Versions

 

BC-4.21.2

Islamic retail bank licensees using insurance cover as risk mitigant for its financing to individuals must comply with the following requirements:

(a) Credit policies must specify whether the licensee will bear the cost of insurance cover or if it will recover the cost from the customer;
(b) If a customer wishes to buy his own insurance cover, the licensee must not refuse to accept assignment of such policy, however, the licensee may require the customer to ensure that the insurance policy terms, duration and features match its requirements;
(c) If insurance is arranged by the licensee for its customer, the cost recovered from the customer must be the actual cost paid by the licensee to the insurance provider;
(d) The insurance cost recovered from the customer, in the case of group insurance cover, must not exceed the proportionate aggregate cost payable to the insurance company attributable to the credit facility. Licensees must, on an annual basis, evaluate the insurance costs, which must be based on the actual insurance premiums levied by the insurer for the purpose of determining the insurance cost to be recovered for new facilities.
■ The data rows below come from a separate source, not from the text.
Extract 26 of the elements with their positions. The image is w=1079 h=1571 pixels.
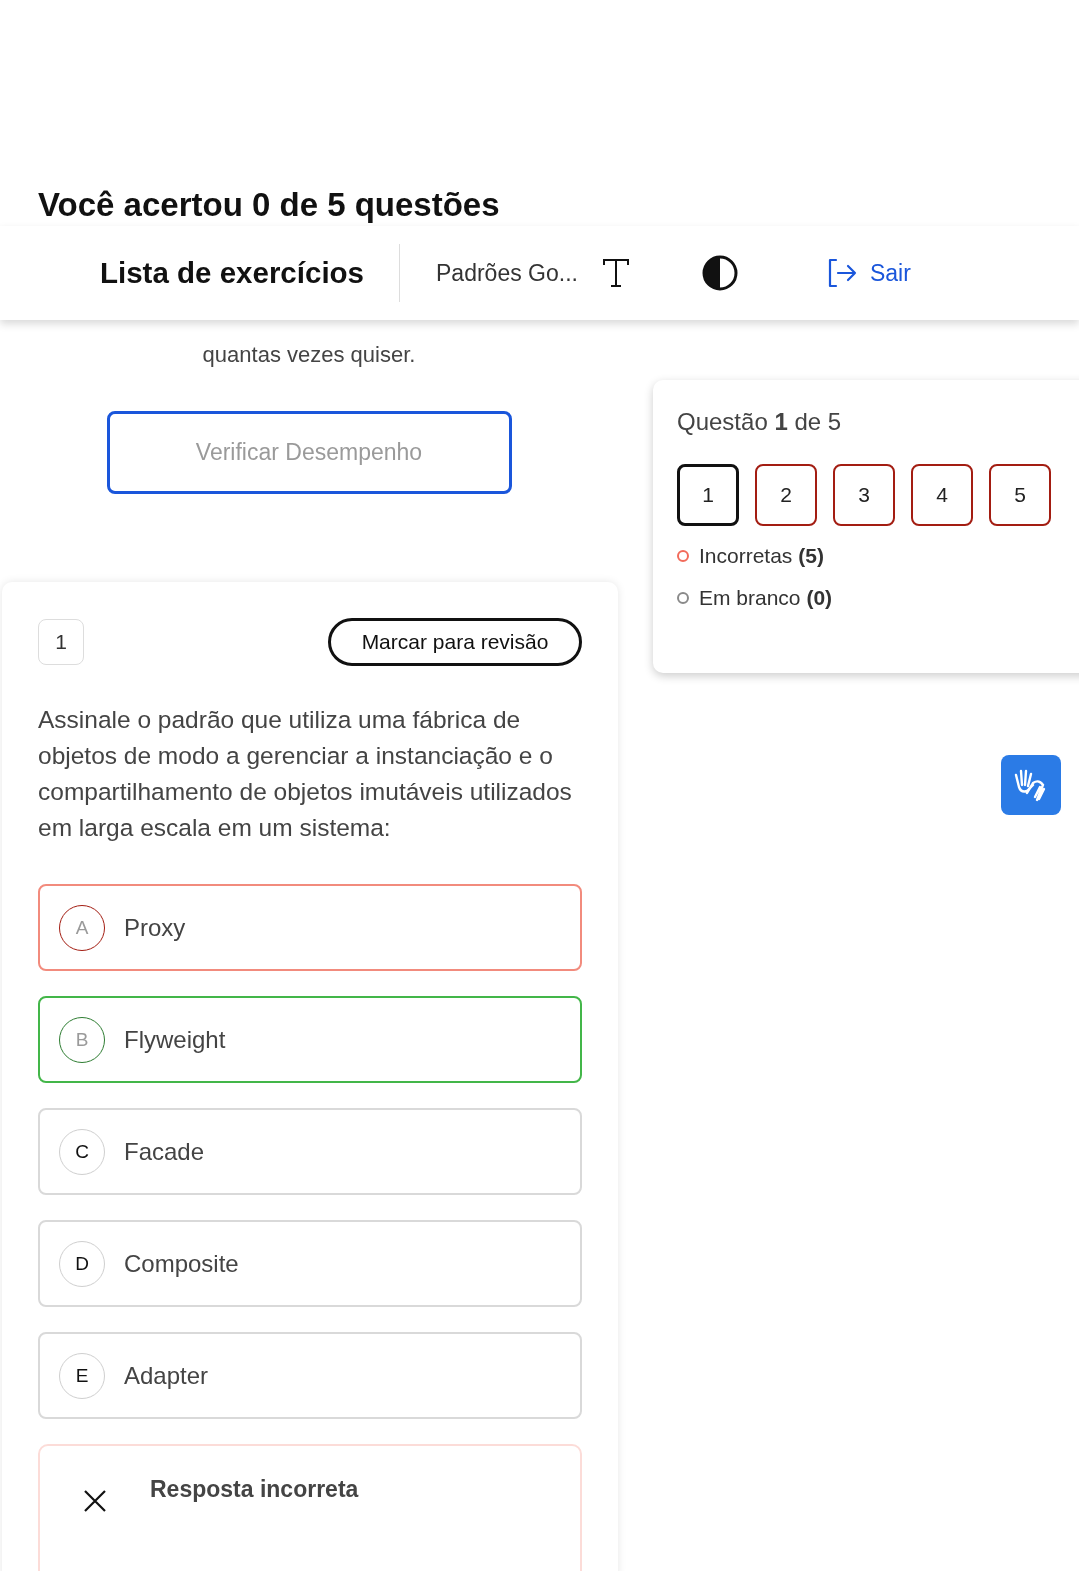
question-nav-button[interactable]: 3 <box>833 464 895 526</box>
answer-option[interactable]: B Flyweight <box>38 996 582 1083</box>
question-counter: Questão 1 de 5 <box>677 408 843 436</box>
question-nav-button[interactable]: 4 <box>911 464 973 526</box>
exit-button[interactable]: Sair <box>825 258 911 288</box>
list-title: Lista de exercícios <box>100 256 364 290</box>
answer-option[interactable]: A Proxy <box>38 884 582 971</box>
contrast-icon[interactable] <box>701 255 738 291</box>
feedback-title: Resposta incorreta <box>150 1476 359 1503</box>
intro-text: quantas vezes quiser. <box>201 341 417 369</box>
question-nav-button[interactable]: 2 <box>755 464 817 526</box>
answer-option[interactable]: E Adapter <box>38 1332 582 1419</box>
question-number: 1 <box>38 619 84 665</box>
question-nav-button[interactable]: 1 <box>677 464 739 526</box>
cross-icon <box>84 1490 106 1512</box>
question-nav-button[interactable]: 5 <box>989 464 1051 526</box>
answer-option[interactable]: C Facade <box>38 1108 582 1195</box>
result-title: Você acertou 0 de 5 questões <box>37 185 501 224</box>
legend-label: Em branco (0) <box>699 586 833 610</box>
font-size-icon[interactable] <box>601 258 630 288</box>
sign-language-button[interactable] <box>1001 755 1061 815</box>
answer-option[interactable]: D Composite <box>38 1220 582 1307</box>
course-name: Padrões Go... <box>436 259 578 287</box>
review-button[interactable]: Marcar para revisão <box>328 618 582 666</box>
legend-label: Incorretas (5) <box>699 544 824 568</box>
question-text: Assinale o padrão que utiliza uma fábrica de objetos de modo a gerenciar a instanciação e o compartilhamento de objetos imutáveis utilizados em larga escala em um sistema: <box>38 705 573 843</box>
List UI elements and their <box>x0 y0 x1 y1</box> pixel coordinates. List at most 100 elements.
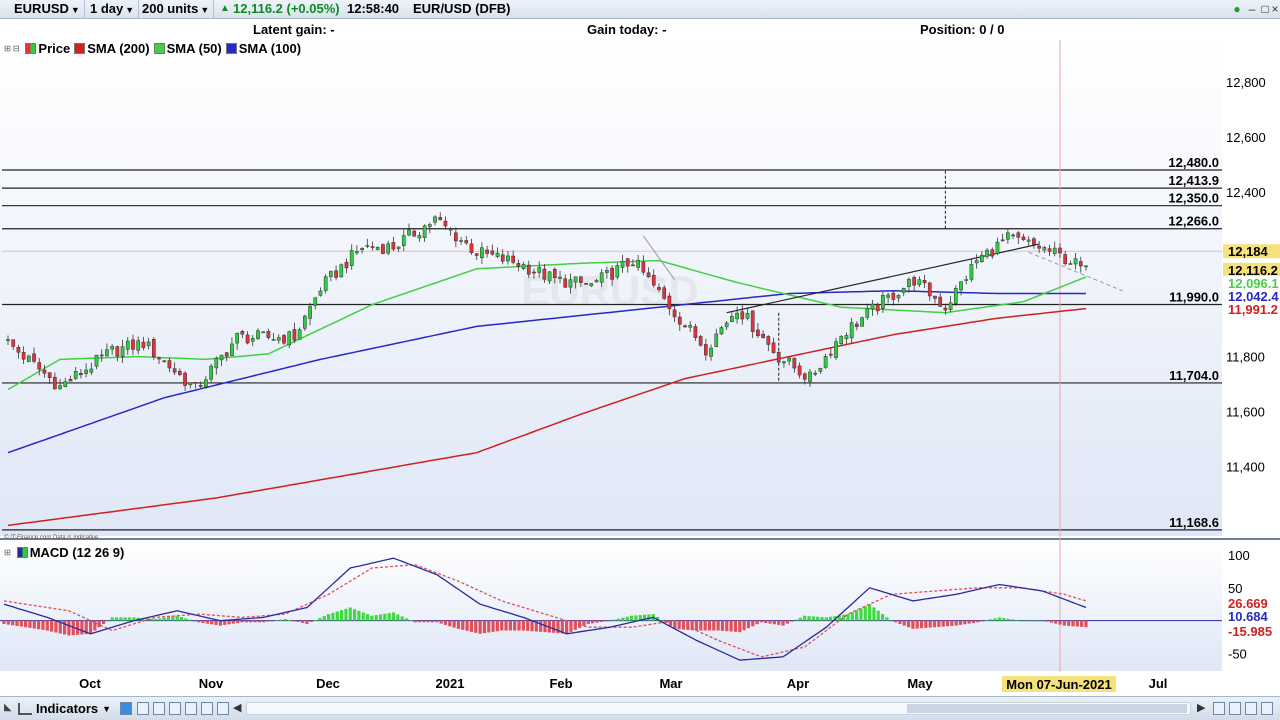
chevron-down-icon: ▼ <box>70 5 80 15</box>
candle <box>329 271 333 277</box>
macd-histogram-bar <box>919 620 924 629</box>
macd-histogram-bar <box>803 615 807 621</box>
candle <box>407 229 411 236</box>
price-legend: ⊞ ⊟ Price SMA (200) SMA (50) SMA (100) <box>4 40 302 56</box>
scroll-right-arrow-icon[interactable]: ▶ <box>1197 701 1205 714</box>
candle <box>37 362 42 370</box>
candle <box>657 287 661 290</box>
candle <box>120 346 125 357</box>
tool-icon[interactable] <box>201 702 213 715</box>
macd-histogram-bar <box>517 620 521 631</box>
legend-sma200[interactable]: SMA (200) <box>87 41 149 56</box>
candle <box>308 306 312 319</box>
pin-icon[interactable]: ● <box>1230 2 1244 16</box>
macd-histogram-bar <box>383 613 387 621</box>
close-icon[interactable]: × <box>1268 2 1280 16</box>
macd-histogram-bar <box>452 620 456 628</box>
candle <box>282 335 286 344</box>
size-dropdown-label: 200 units <box>142 1 199 16</box>
macd-histogram-bar <box>370 615 374 621</box>
macd-histogram-bar <box>963 620 967 625</box>
macd-histogram-bar <box>11 620 15 626</box>
macd-histogram-bar <box>201 620 205 623</box>
price-badge: 12,184 <box>1228 244 1269 259</box>
expand-icon[interactable]: ⊞ <box>4 44 11 53</box>
time-scrollbar[interactable] <box>246 702 1191 715</box>
macd-histogram-bar <box>37 620 41 630</box>
macd-histogram-bar <box>331 612 335 621</box>
macd-histogram-bar <box>941 620 945 627</box>
candle <box>235 332 239 344</box>
interval-dropdown[interactable]: 1 day ▼ <box>86 0 140 19</box>
macd-histogram-bar <box>1028 620 1032 622</box>
minimize-icon[interactable]: – <box>1245 2 1259 16</box>
macd-histogram-bar <box>430 620 435 623</box>
time-tick-label: Jul <box>1149 676 1168 691</box>
candle <box>948 302 953 310</box>
macd-histogram-bar <box>288 620 292 621</box>
legend-macd[interactable]: MACD (12 26 9) <box>30 545 125 560</box>
candle <box>79 373 83 375</box>
tool-icon[interactable] <box>153 702 165 715</box>
size-dropdown[interactable]: 200 units ▼ <box>138 0 215 19</box>
quote-time: 12:58:40 <box>347 1 400 16</box>
zoom-in-icon[interactable] <box>1229 702 1241 715</box>
collapse-icon[interactable]: ⊟ <box>13 44 20 53</box>
legend-sma50[interactable]: SMA (50) <box>167 41 222 56</box>
macd-histogram-bar <box>989 619 993 621</box>
candle <box>469 243 474 253</box>
candle <box>651 274 656 286</box>
symbol-dropdown[interactable]: EURUSD ▼ <box>10 0 85 19</box>
time-tick-label: Mar <box>659 676 682 691</box>
macd-histogram-bar <box>746 620 751 629</box>
candle <box>516 263 521 267</box>
candle <box>58 385 62 390</box>
macd-histogram-bar <box>720 620 725 631</box>
tool-icon[interactable] <box>185 702 197 715</box>
candle <box>1047 248 1052 252</box>
scroll-left-icon[interactable]: ◣ <box>4 702 12 713</box>
candle <box>334 270 338 278</box>
macd-histogram-bar <box>236 620 240 623</box>
legend-price[interactable]: Price <box>38 41 70 56</box>
scrollbar-thumb[interactable] <box>907 704 1187 713</box>
candle <box>287 331 292 346</box>
chart-canvas[interactable]: EURUSD 12,480.0 12,413.9 12,350.0 12,266.0 1… <box>0 0 1280 720</box>
share-icon[interactable] <box>120 702 132 715</box>
macd-histogram-bar <box>1006 618 1010 621</box>
scroll-left-arrow-icon[interactable]: ◀ <box>233 701 241 714</box>
expand-icon[interactable]: ⊞ <box>4 548 11 557</box>
candle <box>563 278 568 288</box>
tool-icon[interactable] <box>217 702 229 715</box>
candle <box>401 235 406 246</box>
candle <box>594 280 599 283</box>
candle <box>953 288 958 304</box>
candle <box>188 382 193 386</box>
time-tick-label: Dec <box>316 676 340 691</box>
macd-histogram-bar <box>621 617 625 621</box>
candle <box>495 252 500 257</box>
legend-sma100[interactable]: SMA (100) <box>239 41 301 56</box>
candle <box>209 365 213 380</box>
candle <box>1021 236 1026 240</box>
indicators-button[interactable]: Indicators ▼ <box>18 700 111 718</box>
candle <box>870 303 875 310</box>
candle <box>615 265 620 278</box>
macd-histogram-bar <box>422 620 426 623</box>
tool-icon[interactable] <box>169 702 181 715</box>
candle <box>443 220 448 227</box>
candle <box>172 368 177 373</box>
price-tick-label: 12,400 <box>1226 185 1266 200</box>
candle <box>183 372 187 386</box>
macd-histogram-bar <box>487 620 491 633</box>
zoom-fit-icon[interactable] <box>1213 702 1225 715</box>
candle <box>698 336 703 346</box>
macd-histogram-bar <box>114 617 119 621</box>
candle <box>6 339 10 341</box>
zoom-out-icon[interactable] <box>1245 702 1257 715</box>
zoom-reset-icon[interactable] <box>1261 702 1273 715</box>
price-tick-label: 12,800 <box>1226 75 1266 90</box>
candle <box>42 369 47 374</box>
time-tick-label: 2021 <box>436 676 465 691</box>
tool-icon[interactable] <box>137 702 149 715</box>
At maturity of the financing or at the point of early repayment, the licensee must refund any excess insurance cost amount collected;
(e) Licensee must not receive any commission, referral fees or any other fees from the insurance provider and/or receive any commission from the borrower;

(f) Full disclosure with respect to the insurance arrangement (whether individual or group insurance cover), must be made to the customer prior to signing the financing agreement regarding:

(i) The terms of the insurance coverage and name of the insurance provider;
(ii) Benefits and exclusions;
(iii) Need for medical examinations, underlying illnesses not covered and the implications of health conditions on the insurance cost or the insurance claim;
(iv) Payment method for the insurance cost (i.e. one time upfront payment or addition to financing amount and recovered as part of repayment instalments);
(v) The insurance premium rate currently applicable and
(vi) The basis and method of calculation of the insurance cost at the time of granting of the financing;
(vii) Refund/adjustment of insurance cost in the case of early repayment/ pre-payments and top-ups;

(g) Customers must be informed in writing if:

(i) There is a change in the insurance provider in the case of individual insurance cover;
(ii) There is a possibility of additional costs to be recovered or refunds in case of upfront payments due to changes in insurance premium rates; and
(iii) Additional insurance costs would be recovered from the customer if financing repayment instalments are not paid on time; and
(h) The statements of account must clearly show the insurance cost as a separate item where applicable.